A Decade After False Positive Psychology: What Have We Learned About P-Hacking and the False Positive Risk in Psychology?

Keywords: False Positive Psychology, “p-hacking,” “false discovery rate,” “preregistration,” “Registered Reports,” “p-curve,” and “z-curve.”


False Positive Psychology: Then and Now

In 2011, Simmons, Nelson, and Simonsohn shook the field of psychology with their False Positive Psychology article in Psychological Science.
Their simulations demonstrated that undisclosed researcher flexibility — now widely known as p-hacking — could inflate the nominal 5% Type I error rate to as high as 60% in worst-case scenarios.

The message was simple: a large share of “statistically significant” findings could be false positives, especially if researchers exploit analytical flexibility.

But over a decade later, important questions remain:

  • What is the actual false positive risk (FDR) in psychology?
  • Have reforms like preregistration badges, Registered Reports, or bias-detection tools such as p-curve and z-curve reduced that risk?

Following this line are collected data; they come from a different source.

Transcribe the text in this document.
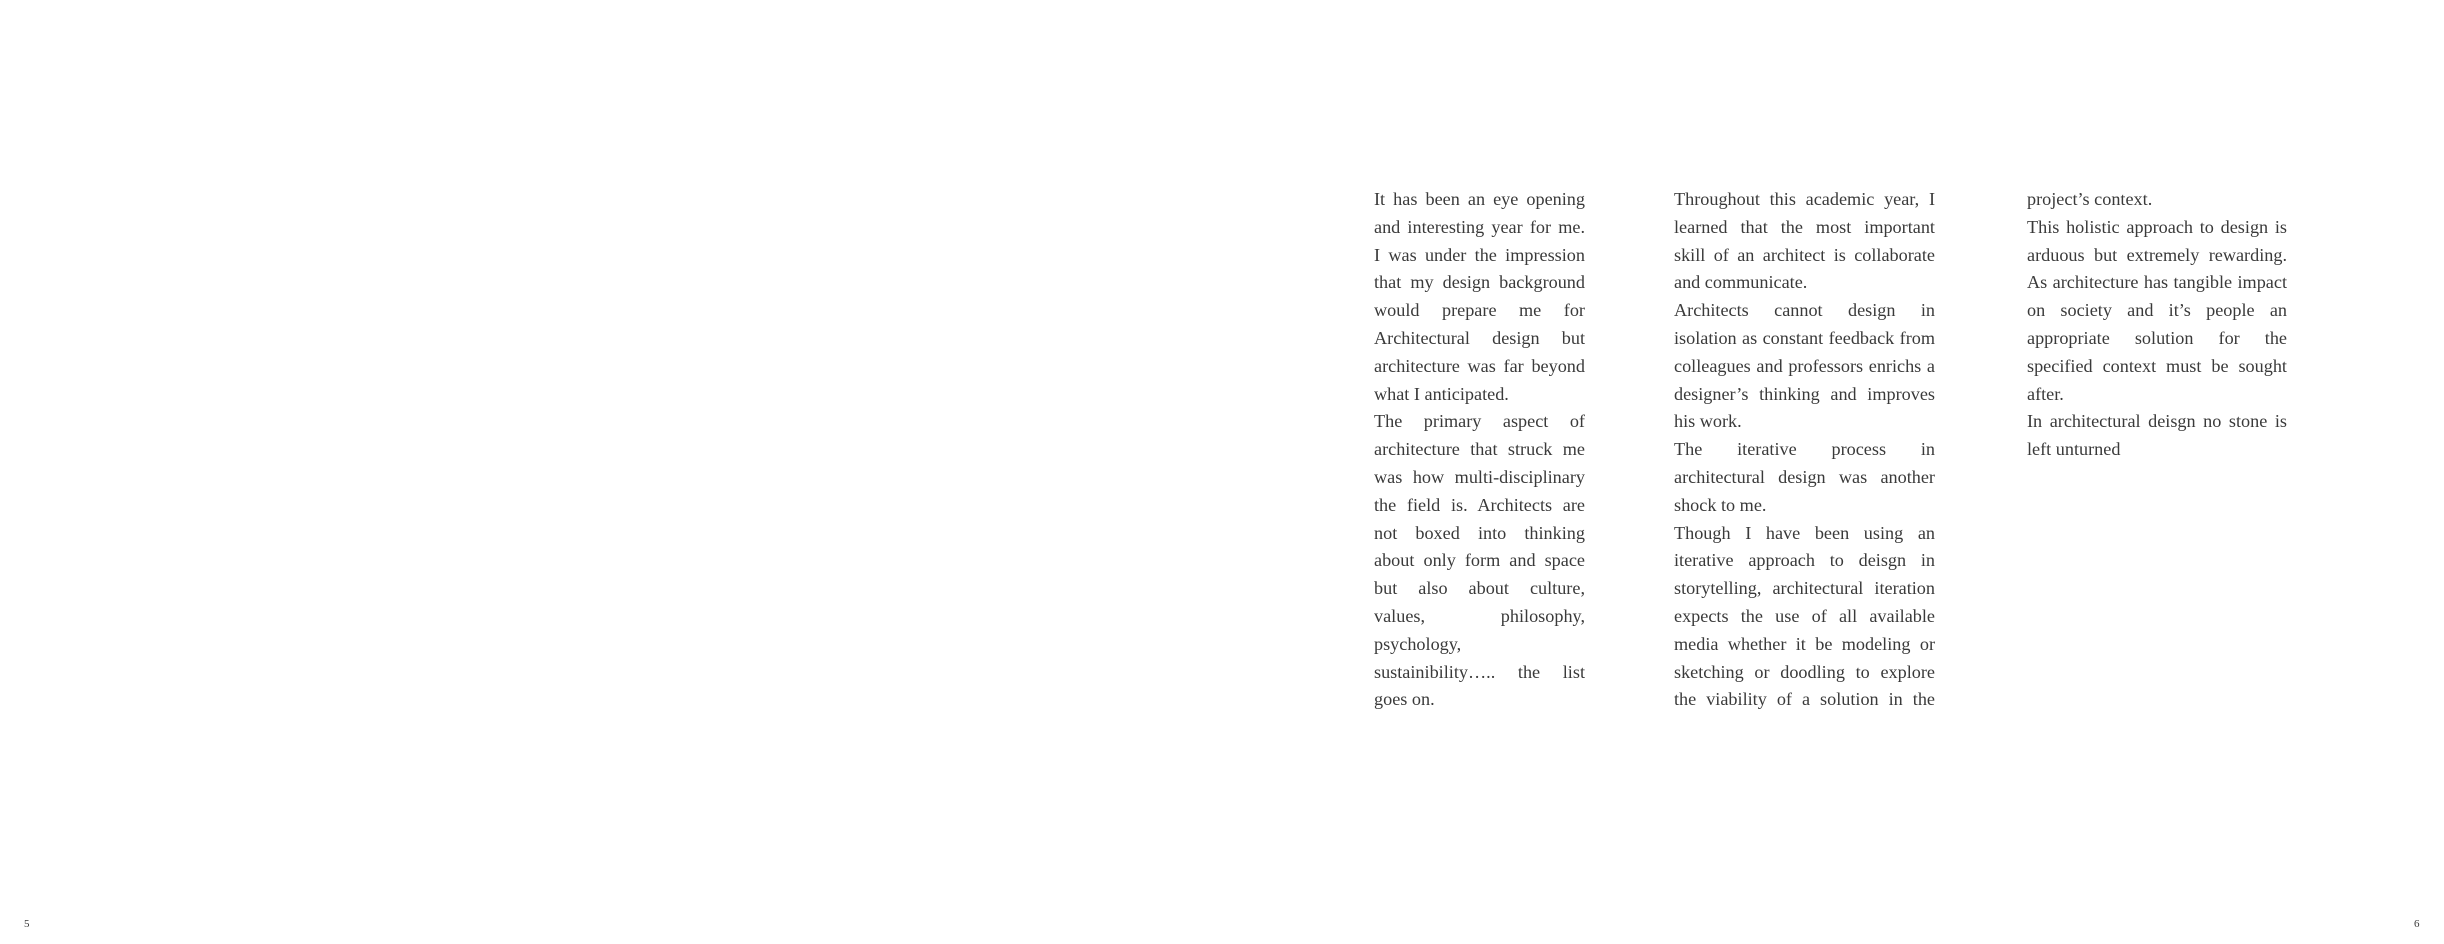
It has been an eye opening and interesting year for me. I was under the impression that my design background would prepare me for Architectural design but architecture was far beyond what I anticipated.

The primary aspect of architecture that struck me was how multi-disciplinary the field is. Architects are not boxed into thinking about only form and space but also about culture, values, philosophy, psychology, sustainibility….. the list goes on.

Throughout this academic year, I learned that the most important skill of an architect is collaborate and communicate.

Architects cannot design in isolation as constant feedback from colleagues and professors enrichs a designer’s thinking and improves his work.

The iterative process in architectural design was another shock to me.

Though I have been using an iterative approach to deisgn in storytelling, architectural iteration expects the use of all available media whether it be modeling or sketching or doodling to explore the viability of a solution in the

project’s context.

This holistic approach to design is arduous but extremely rewarding. As architecture has tangible impact on society and it’s people an appropriate solution for the specified context must be sought after.

In architectural deisgn no stone is left unturned

5	6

1. The false positive risk: still uncertain

Since 2011, several statistical methods have tried to estimate psychology’s false discovery rate (FDR):

  • P-curve analysis (Simonsohn et al.) examines the distribution of significant p-values to detect evidential value.
  • Z-curve (Schimmack & Brunner) models the distribution of test statistics to estimate average power, selection bias, and the maximum FDR.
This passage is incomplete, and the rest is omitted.